Provident Energy is another integrated trust, but with a natural gas liquids midstream and marketing division instead of an oil refinery. Yet Angevine noted it is highly leveraged in both parts of its business. The integrated approach can also be a little confusing for investors familiar with companies that concentrate more on traditional exploration and production and less on refining.

That does not prevent firms from trying the diversification approach, known for generations in the oil industry as the “integrated” company. Connacher Oil and Gas believes its strategy of mimicking, on a small scale, the international oil giants enhances its oil sands business.

“We call it the Rockefeller solution,” says Connacher president Dick Gusella, referring to the 19th-century creator of the Standard Oil formula. John D. Rockefeller went into every aspect of the business from exploration drilling to fuel retailing.

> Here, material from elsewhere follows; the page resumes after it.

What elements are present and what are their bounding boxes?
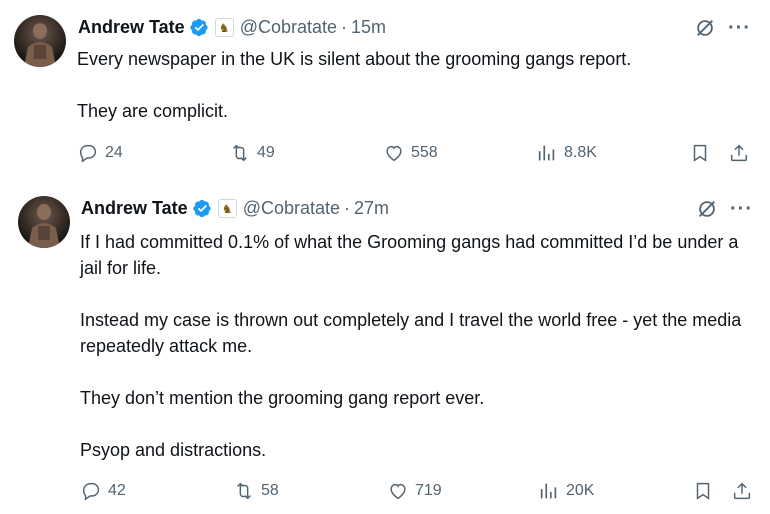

Connacher’s second-quarter 2008 results highlighted strong bitumen prices but pointed to its Montana refinery as standing on guard against market reversals for the raw oil sands product. The plant’s profits were squeezed while oil prices stayed high, but it “enables us to recoup a portion of widened differentials (bitumen price discounts), should they re-emerge, so we have a less volatile and more predictable revenue and cash flow stream as a result of our integrated strategy.”

Although the fall financial collapse prompted Connacher to suspend plans for a refinery expansion, the firm earlier credited its integration strategy with obtaining long-term U.S. financing for its Algar oil sands expansion project at its Great Divide site south of Fort McMurray.